TxDOT Might Allow Electronic Billboards

This is not good news. It seems that TxDOT officials are considering allowing new electronic advertising on billboards along our freeways. They say they would not allow the new billboards on rural roads, and that cities would have to approve any new billboards within their city limits.

They claim the billboards would be safe, because they would allow it to change only every 8 seconds, and the change must be complete within 2 seconds. They said they would not allow any constantly moving pictures.

I have my doubts as to whether a billboard that changes every 8 seconds would be safe. There are enough bad drivers on our roads already, and I suspect that this would be a distraction for many. Do we really need to take the chance on making our roads even less safe than they already are?

Of course, I understand how it might be hard for TxDOT to say no to the signs. They've put up enough of the big black monstrosities themselves. And the Republicans running our state government don't seem to have the ability to say no to any kind of business venture, no matter how bad an idea it is.

But even if the new billboards are safe, do we really want a bunch of huge new signs cluttering our roadways? I thought we had settled this back in 1965 with the Highway Beautification Act. Didn't that act limit the number of billboards allowed on our roadsides? This is just a bad idea. It would make our cities and freeways (and tollways) much uglier places. It is a failing of our modern society that we feel the need to slap an advertisement on any blank space.

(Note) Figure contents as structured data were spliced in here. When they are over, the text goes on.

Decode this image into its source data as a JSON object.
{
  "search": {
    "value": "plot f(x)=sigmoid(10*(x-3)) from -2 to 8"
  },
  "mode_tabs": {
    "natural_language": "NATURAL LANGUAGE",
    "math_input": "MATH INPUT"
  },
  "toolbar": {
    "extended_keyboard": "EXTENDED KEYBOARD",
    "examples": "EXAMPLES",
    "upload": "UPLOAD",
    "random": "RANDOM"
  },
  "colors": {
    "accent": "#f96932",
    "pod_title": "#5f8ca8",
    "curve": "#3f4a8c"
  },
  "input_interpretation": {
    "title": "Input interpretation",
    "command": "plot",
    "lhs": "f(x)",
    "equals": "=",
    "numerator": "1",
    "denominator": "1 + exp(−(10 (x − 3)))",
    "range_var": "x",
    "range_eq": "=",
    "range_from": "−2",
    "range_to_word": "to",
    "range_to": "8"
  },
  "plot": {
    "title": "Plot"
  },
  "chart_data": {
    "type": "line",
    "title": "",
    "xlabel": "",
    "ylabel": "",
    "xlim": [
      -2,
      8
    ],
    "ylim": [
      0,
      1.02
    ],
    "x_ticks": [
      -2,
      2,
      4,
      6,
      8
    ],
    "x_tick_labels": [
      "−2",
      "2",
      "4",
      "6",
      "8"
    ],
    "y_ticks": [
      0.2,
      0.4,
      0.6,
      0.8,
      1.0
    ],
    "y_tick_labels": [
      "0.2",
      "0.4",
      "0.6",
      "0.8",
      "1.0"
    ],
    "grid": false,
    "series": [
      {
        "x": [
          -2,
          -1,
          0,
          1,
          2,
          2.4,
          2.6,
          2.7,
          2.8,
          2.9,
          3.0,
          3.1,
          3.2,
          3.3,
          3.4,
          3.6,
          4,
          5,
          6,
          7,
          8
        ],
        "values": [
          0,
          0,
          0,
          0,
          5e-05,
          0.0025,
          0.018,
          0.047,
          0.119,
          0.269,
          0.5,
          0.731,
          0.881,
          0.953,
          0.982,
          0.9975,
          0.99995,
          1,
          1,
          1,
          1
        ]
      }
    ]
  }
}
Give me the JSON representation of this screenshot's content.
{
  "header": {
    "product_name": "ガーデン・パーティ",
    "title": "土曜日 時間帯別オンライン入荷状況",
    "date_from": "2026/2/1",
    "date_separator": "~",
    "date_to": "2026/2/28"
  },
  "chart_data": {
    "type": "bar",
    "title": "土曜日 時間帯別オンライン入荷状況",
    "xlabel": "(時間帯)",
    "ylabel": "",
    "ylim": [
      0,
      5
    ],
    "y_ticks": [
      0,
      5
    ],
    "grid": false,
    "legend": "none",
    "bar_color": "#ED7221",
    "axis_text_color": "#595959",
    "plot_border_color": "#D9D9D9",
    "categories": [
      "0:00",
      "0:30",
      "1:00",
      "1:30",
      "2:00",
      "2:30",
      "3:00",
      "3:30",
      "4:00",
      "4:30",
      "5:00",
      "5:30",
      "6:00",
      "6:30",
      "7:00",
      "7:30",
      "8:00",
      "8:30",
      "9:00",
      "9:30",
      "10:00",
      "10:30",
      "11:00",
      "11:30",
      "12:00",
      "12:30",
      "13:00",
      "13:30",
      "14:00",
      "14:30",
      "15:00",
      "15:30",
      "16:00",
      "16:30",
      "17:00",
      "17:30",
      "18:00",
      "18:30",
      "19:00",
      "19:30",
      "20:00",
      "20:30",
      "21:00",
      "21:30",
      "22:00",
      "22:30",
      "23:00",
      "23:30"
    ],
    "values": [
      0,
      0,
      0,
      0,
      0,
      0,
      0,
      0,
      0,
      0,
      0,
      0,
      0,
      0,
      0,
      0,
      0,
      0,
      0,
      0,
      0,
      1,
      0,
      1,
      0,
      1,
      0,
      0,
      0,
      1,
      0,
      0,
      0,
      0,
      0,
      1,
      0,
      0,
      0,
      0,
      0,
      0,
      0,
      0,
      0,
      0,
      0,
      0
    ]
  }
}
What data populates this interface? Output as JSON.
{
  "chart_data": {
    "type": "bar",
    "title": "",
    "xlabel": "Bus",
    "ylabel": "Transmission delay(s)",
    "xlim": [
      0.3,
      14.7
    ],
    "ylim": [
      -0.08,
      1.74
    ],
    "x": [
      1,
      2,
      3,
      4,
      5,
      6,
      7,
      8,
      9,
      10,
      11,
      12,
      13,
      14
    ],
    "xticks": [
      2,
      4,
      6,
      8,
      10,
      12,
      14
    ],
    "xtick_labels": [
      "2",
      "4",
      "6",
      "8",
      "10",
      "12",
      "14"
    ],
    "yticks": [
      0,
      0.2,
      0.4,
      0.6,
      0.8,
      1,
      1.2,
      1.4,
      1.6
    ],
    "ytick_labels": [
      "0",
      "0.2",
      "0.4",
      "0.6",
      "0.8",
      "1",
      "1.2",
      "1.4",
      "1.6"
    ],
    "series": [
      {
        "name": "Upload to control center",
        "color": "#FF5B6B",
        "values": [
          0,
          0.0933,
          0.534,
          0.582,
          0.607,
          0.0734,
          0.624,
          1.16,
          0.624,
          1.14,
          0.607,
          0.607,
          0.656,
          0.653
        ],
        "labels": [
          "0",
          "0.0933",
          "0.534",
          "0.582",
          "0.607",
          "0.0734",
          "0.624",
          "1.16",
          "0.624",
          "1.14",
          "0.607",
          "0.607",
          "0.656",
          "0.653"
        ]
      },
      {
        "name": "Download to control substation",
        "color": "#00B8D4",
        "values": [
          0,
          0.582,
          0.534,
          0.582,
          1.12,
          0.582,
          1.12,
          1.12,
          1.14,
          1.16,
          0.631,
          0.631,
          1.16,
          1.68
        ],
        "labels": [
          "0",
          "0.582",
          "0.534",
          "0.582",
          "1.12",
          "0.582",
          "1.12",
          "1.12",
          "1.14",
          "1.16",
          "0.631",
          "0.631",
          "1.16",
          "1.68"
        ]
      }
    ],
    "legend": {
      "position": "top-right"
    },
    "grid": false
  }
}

It's simply wrong that only weeks after Lady Bird Johnson's death, the Republicans want to start cluttering up our landscape again.

1 comment:

  1. Actually they already are, jo.

    In Houston last weekend the TxDOT electronic traffic advisory boards were flashing: "Hurrican Forming in Gulf -- Keep Your Gas Tanks Full".

    Hard to determine whether that's more advertisement than a terror warning, though. Does it qualify as part of the threat matrix if the government is scaring the suburban sheeple to buy gasoline as the prices run up?